Great Philosophers Who Failed At Love

By Andrew Shaffer

Great Philosophers Who Failed At LoveAs is only fitting for any philosophical tome, Shaffer’s amusing essay in highbrow schadenfreude offers plenty to quibble over. The author’s definition of failure, for one. Thirtysomething Peter Abelard may have begun a long-lasting love affair with Héloïse, his 17-year-old pupil, and was then castrated by a thug in the hire of her enraged uncle, but it’s difficult to say he failed at love—at modern standards of appropriate teacher-student relationships, yes, and certainly in elementary prudence. But love? And how does the fact that Thomas Aquinas, burning with zeal to join the Dominican order, turned down a prostitute’s overture represent failure on his part? Ah well, leave the definitions to the philosophers—most of his 35 guys (and two women), Shaffer has dead to rights.

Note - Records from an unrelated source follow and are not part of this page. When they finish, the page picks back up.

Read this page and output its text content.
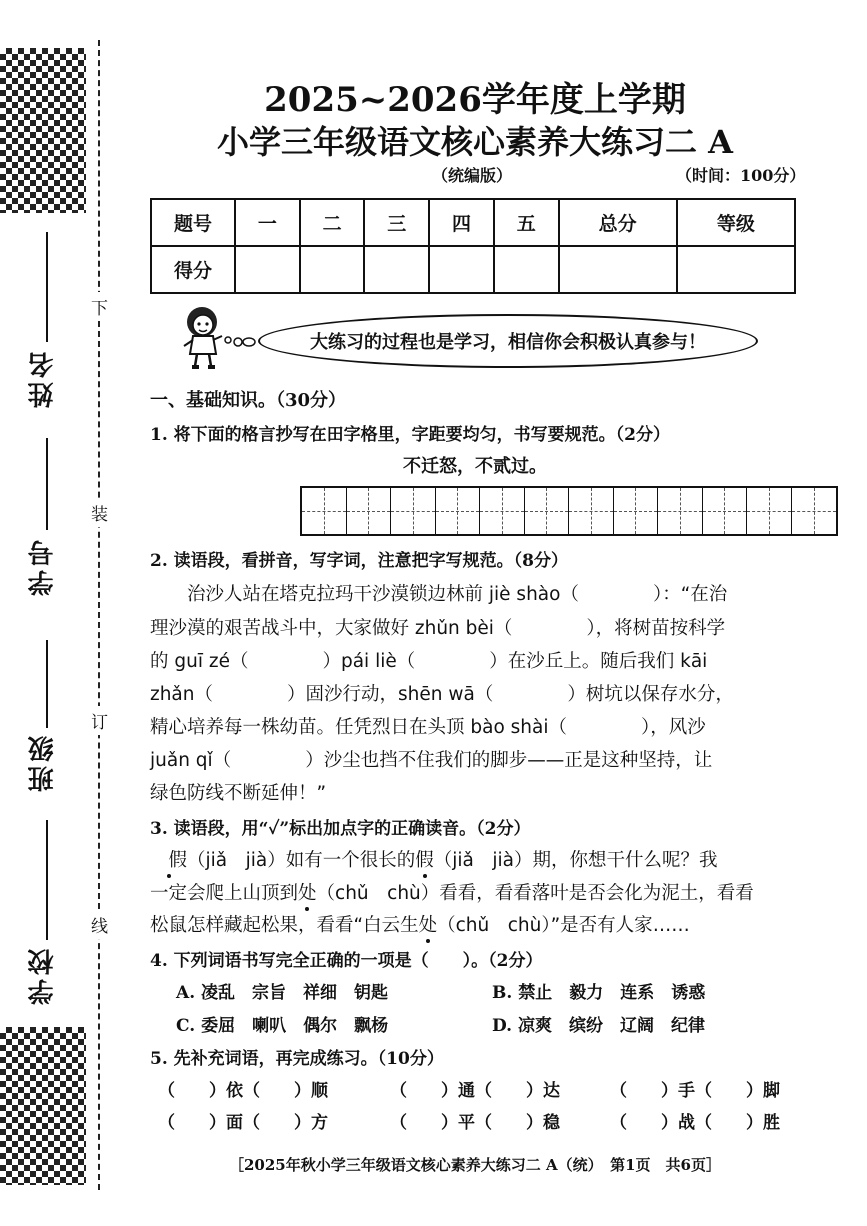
姓名
学号
班级
学校
下
装
订
线
2025~2026学年度上学期
小学三年级语文核心素养大练习二 A
（统编版）	（时间：100分）
题号	一	二	三	四	五	总分	等级
得分							
大练习的过程也是学习，相信你会积极认真参与！
一、基础知识。（30分）
1. 将下面的格言抄写在田字格里，字距要均匀，书写要规范。（2分）
不迁怒，不贰过。
2. 读语段，看拼音，写字词，注意把字写规范。（8分）
　　治沙人站在塔克拉玛干沙漠锁边林前 jiè shào（　　　　）：“在治
理沙漠的艰苦战斗中，大家做好 zhǔn bèi（　　　　），将树苗按科学
的 guī zé（　　　　）pái liè（　　　　）在沙丘上。随后我们 kāi
zhǎn（　　　　）固沙行动，shēn wā（　　　　）树坑以保存水分，
精心培养每一株幼苗。任凭烈日在头顶 bào shài（　　　　），风沙
juǎn qǐ（　　　　）沙尘也挡不住我们的脚步——正是这种坚持，让
绿色防线不断延伸！”
3. 读语段，用“✓”标出加点字的正确读音。（2分）
　假（jiǎ　jià）如有一个很长的假（jiǎ　jià）期，你想干什么呢？我
一定会爬上山顶到处（chǔ　chù）看看，看看落叶是否会化为泥土，看看
松鼠怎样藏起松果，看看“白云生处（chǔ　chù）”是否有人家……
4. 下列词语书写完全正确的一项是（　　）。（2分）
A. 凌乱　宗旨　祥细　钥匙	B. 禁止　毅力　连系　诱惑
C. 委屈　喇叭　偶尔　飘杨	D. 凉爽　缤纷　辽阔　纪律
5. 先补充词语，再完成练习。（10分）
（　　）依（　　）顺	（　　）通（　　）达	（　　）手（　　）脚
（　　）面（　　）方	（　　）平（　　）稳	（　　）战（　　）胜
［2025年秋小学三年级语文核心素养大练习二 A（统）　第1页　共6页］
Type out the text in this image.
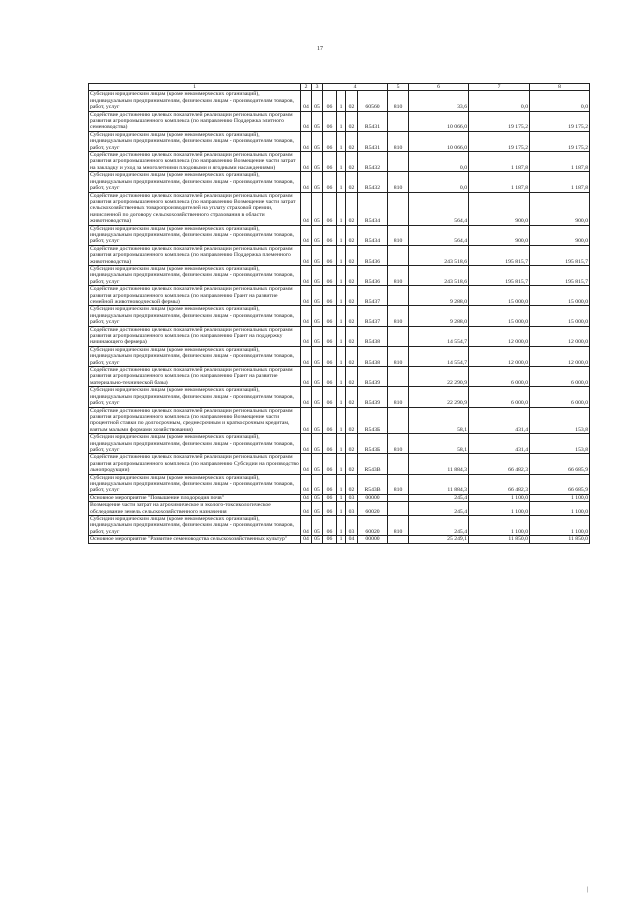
17
1	2	3	4				5	6	7	8
Субсидии юридическим лицам (кроме некоммерческих организаций), индивидуальным предпринимателям, физическим лицам - производителям товаров, работ, услуг	04	05	06	1	02	60560	810	33,6	0,0	0,0
Содействие достижению целевых показателей реализации региональных программ развития агропромышленного комплекса (по направлению Поддержка элитного семеноводства)	04	05	06	1	02	R5431		10 066,0	19 175,2	19 175,2
Субсидии юридическим лицам (кроме некоммерческих организаций), индивидуальным предпринимателям, физическим лицам - производителям товаров, работ, услуг	04	05	06	1	02	R5431	810	10 066,0	19 175,2	19 175,2
Содействие достижению целевых показателей реализации региональных программ развития агропромышленного комплекса (по направлению Возмещение части затрат на закладку и уход за многолетними плодовыми и ягодными насаждениями)	04	05	06	1	02	R5432		0,0	1 187,8	1 187,8
Субсидии юридическим лицам (кроме некоммерческих организаций), индивидуальным предпринимателям, физическим лицам - производителям товаров, работ, услуг	04	05	06	1	02	R5432	810	0,0	1 187,8	1 187,8
Содействие достижению целевых показателей реализации региональных программ развития агропромышленного комплекса (по направлению Возмещение части затрат сельскохозяйственных товаропроизводителей на уплату страховой премии, начисленной по договору сельскохозяйственного страхования в области животноводства)	04	05	06	1	02	R5434		564,4	900,0	900,0
Субсидии юридическим лицам (кроме некоммерческих организаций), индивидуальным предпринимателям, физическим лицам - производителям товаров, работ, услуг	04	05	06	1	02	R5434	810	564,4	900,0	900,0
Содействие достижению целевых показателей реализации региональных программ развития агропромышленного комплекса (по направлению Поддержка племенного животноводства)	04	05	06	1	02	R5436		243 518,6	195 815,7	195 815,7
Субсидии юридическим лицам (кроме некоммерческих организаций), индивидуальным предпринимателям, физическим лицам - производителям товаров, работ, услуг	04	05	06	1	02	R5436	810	243 518,6	195 815,7	195 815,7
Содействие достижению целевых показателей реализации региональных программ развития агропромышленного комплекса (по направлению Грант на развитие семейной животноводческой фермы)	04	05	06	1	02	R5437		9 288,0	15 000,0	15 000,0
Субсидии юридическим лицам (кроме некоммерческих организаций), индивидуальным предпринимателям, физическим лицам - производителям товаров, работ, услуг	04	05	06	1	02	R5437	810	9 288,0	15 000,0	15 000,0
Содействие достижению целевых показателей реализации региональных программ развития агропромышленного комплекса (по направлению Грант на поддержку начинающего фермера)	04	05	06	1	02	R5438		14 554,7	12 000,0	12 000,0
Субсидии юридическим лицам (кроме некоммерческих организаций), индивидуальным предпринимателям, физическим лицам - производителям товаров, работ, услуг	04	05	06	1	02	R5438	810	14 554,7	12 000,0	12 000,0
Содействие достижению целевых показателей реализации региональных программ развития агропромышленного комплекса (по направлению Грант на развитие материально-технической базы)	04	05	06	1	02	R5439		22 290,9	6 000,0	6 000,0
Субсидии юридическим лицам (кроме некоммерческих организаций), индивидуальным предпринимателям, физическим лицам - производителям товаров, работ, услуг	04	05	06	1	02	R5439	810	22 290,9	6 000,0	6 000,0
Содействие достижению целевых показателей реализации региональных программ развития агропромышленного комплекса (по направлению Возмещение части процентной ставки по долгосрочным, среднесрочным и краткосрочным кредитам, взятым малыми формами хозяйствования)	04	05	06	1	02	R543Б		58,1	431,4	153,8
Субсидии юридическим лицам (кроме некоммерческих организаций), индивидуальным предпринимателям, физическим лицам - производителям товаров, работ, услуг	04	05	06	1	02	R543Б	810	58,1	431,4	153,8
Содействие достижению целевых показателей реализации региональных программ развития агропромышленного комплекса (по направлению Субсидии на производство льнопродукции)	04	05	06	1	02	R543В		11 884,3	66 482,3	66 685,9
Субсидии юридическим лицам (кроме некоммерческих организаций), индивидуальным предпринимателям, физическим лицам - производителям товаров, работ, услуг	04	05	06	1	02	R543В	810	11 884,3	66 482,3	66 685,9
Основное мероприятие "Повышение плодородия почв"	04	05	06	1	03	00000		245,4	1 100,0	1 100,0
Возмещение части затрат на агрохимическое и эколого-токсикологическое обследование земель сельскохозяйственного назначения	04	05	06	1	03	60020		245,4	1 100,0	1 100,0
Субсидии юридическим лицам (кроме некоммерческих организаций), индивидуальным предпринимателям, физическим лицам - производителям товаров, работ, услуг	04	05	06	1	03	60020	810	245,4	1 100,0	1 100,0
Основное мероприятие "Развитие семеноводства сельскохозяйственных культур"	04	05	06	1	04	00000		25 249,1	11 850,0	11 850,0
|
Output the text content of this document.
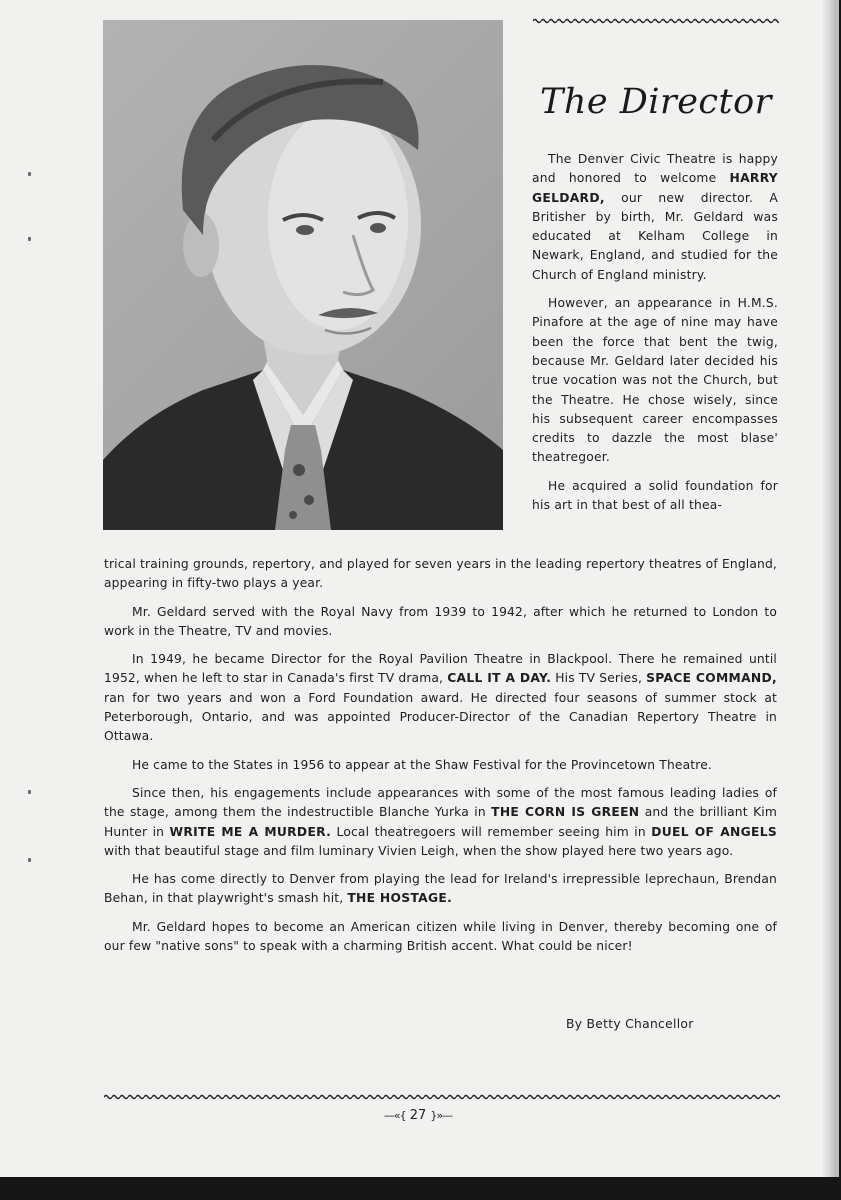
The Director

The Denver Civic Theatre is happy and honored to welcome HARRY GELDARD, our new director. A Britisher by birth, Mr. Geldard was educated at Kelham College in Newark, England, and studied for the Church of England ministry.

However, an appearance in H.M.S. Pinafore at the age of nine may have been the force that bent the twig, because Mr. Geldard later decided his true vocation was not the Church, but the Theatre. He chose wisely, since his subsequent career encompasses credits to dazzle the most blase' theatregoer.

He acquired a solid foundation for his art in that best of all thea-

trical training grounds, repertory, and played for seven years in the leading repertory theatres of England, appearing in fifty-two plays a year.

Mr. Geldard served with the Royal Navy from 1939 to 1942, after which he returned to London to work in the Theatre, TV and movies.

In 1949, he became Director for the Royal Pavilion Theatre in Blackpool. There he remained until 1952, when he left to star in Canada's first TV drama, CALL IT A DAY. His TV Series, SPACE COMMAND, ran for two years and won a Ford Foundation award. He directed four seasons of summer stock at Peterborough, Ontario, and was appointed Producer-Director of the Canadian Repertory Theatre in Ottawa.

He came to the States in 1956 to appear at the Shaw Festival for the Provincetown Theatre.

Since then, his engagements include appearances with some of the most famous leading ladies of the stage, among them the indestructible Blanche Yurka in THE CORN IS GREEN and the brilliant Kim Hunter in WRITE ME A MURDER. Local theatregoers will remember seeing him in DUEL OF ANGELS with that beautiful stage and film luminary Vivien Leigh, when the show played here two years ago.

He has come directly to Denver from playing the lead for Ireland's irrepressible leprechaun, Brendan Behan, in that playwright's smash hit, THE HOSTAGE.

Mr. Geldard hopes to become an American citizen while living in Denver, thereby becoming one of our few "native sons" to speak with a charming British accent. What could be nicer!

By Betty Chancellor
—«{ 27 }»—
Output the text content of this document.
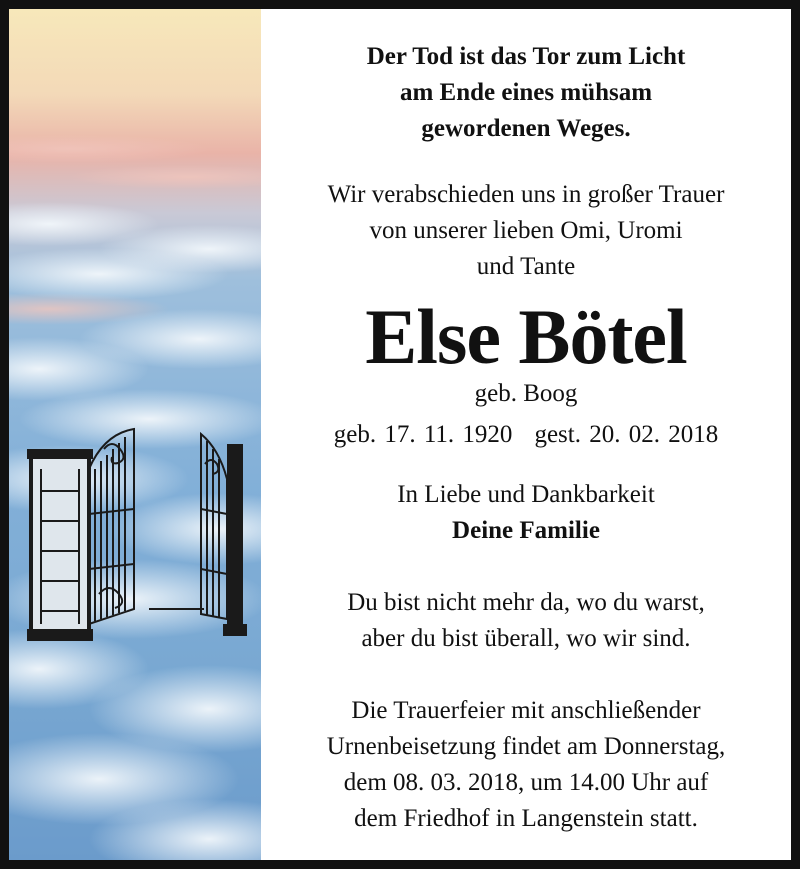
Der Tod ist das Tor zum Licht

am Ende eines mühsam

gewordenen Weges.

Wir verabschieden uns in großer Trauer

von unserer lieben Omi, Uromi

und Tante

Else Bötel

geb. Boog

geb. 17. 11. 1920 gest. 20. 02. 2018

In Liebe und Dankbarkeit

Deine Familie

Du bist nicht mehr da, wo du warst,

aber du bist überall, wo wir sind.

Die Trauerfeier mit anschließender

Urnenbeisetzung findet am Donnerstag,

dem 08. 03. 2018, um 14.00 Uhr auf

dem Friedhof in Langenstein statt.
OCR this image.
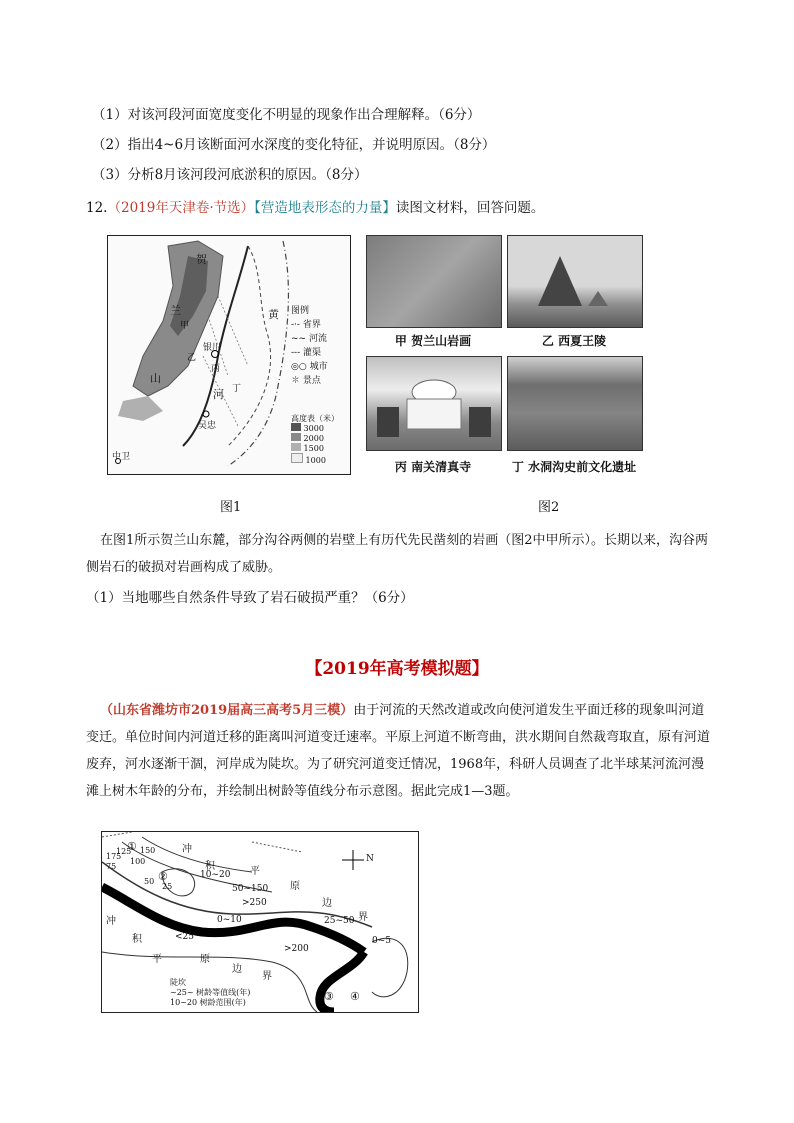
（1）对该河段河面宽度变化不明显的现象作出合理解释。（6分）
（2）指出4~6月该断面河水深度的变化特征，并说明原因。（8分）
（3）分析8月该河段河底淤积的原因。（8分）
12.（2019年天津卷·节选）【营造地表形态的力量】读图文材料，回答问题。
贺
兰
山
黄
河
甲
乙
丙
丁
银川
吴忠
中卫
图例
-·- 省界
~~ 河流
--- 灌渠
◎○ 城市
✽ 景点
高度表（米）
3000
2000
1500
1000
图1
甲 贺兰山岩画	乙 西夏王陵
丙 南关清真寺	丁 水洞沟史前文化遗址
图2
在图1所示贺兰山东麓，部分沟谷两侧的岩壁上有历代先民凿刻的岩画（图2中甲所示）。长期以来，沟谷两侧岩石的破损对岩画构成了威胁。
（1）当地哪些自然条件导致了岩石破损严重？（6分）
【2019年高考模拟题】
（山东省潍坊市2019届高三高考5月三模）由于河流的天然改道或改向使河道发生平面迁移的现象叫河道变迁。单位时间内河道迁移的距离叫河道变迁速率。平原上河道不断弯曲，洪水期间自然裁弯取直，原有河道废弃，河水逐渐干涸，河岸成为陡坎。为了研究河道变迁情况，1968年，科研人员调查了北半球某河流河漫滩上树木年龄的分布，并绘制出树龄等值线分布示意图。据此完成1—3题。
冲
积	平
原
边
界
冲
积
平	原
边
界
N
50~150
>250
0~10
<25
>200
10~20
25~50
0~5
75
125
175
150
100
50
25
①
②
③ ④
陡坎
~25~ 树龄等值线(年)
10~20 树龄范围(年)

Consider French Marxist philosopher Louis Althusser, who strangled his wife in 1980, or Auguste Comte, who threw knives at his wife when he was in deranged mode, and blamed her for slowing down his work pace when he was sane. (As one of Comte’s biographers noted, the pioneer of social studies—who coined the word “sociology”—was only able to love humanity in the aggregate.) Diogenes the Cynic, who waged a lifelong battle against the social customs of ancient Greece—urinating, defecating and masturbating in public—believed love was for men “with nothing to do,” a convenient credo for someone who would probably have had trouble attracting a partner. The repulsive Jean-Jacques Rousseau personally delivered each of the five children he had with his seamstress lover to a foundling hospital.

But most of the philosophers, giant throbbing intellects and all, simply screwed up like the rest of us. They became infatuated with women who wanted nothing to do with them (Nietzsche), led lives of serial divorce (Bertrand Russell), or cheated on their spouses (Martin Heidegger and too many others to list). So what do the lives, as opposed to the teaching, of the great thinkers have to offer this Valentine’s Day? Only this: you can tell a disgruntled spouse that things could be worse—he or she might have married a philosopher.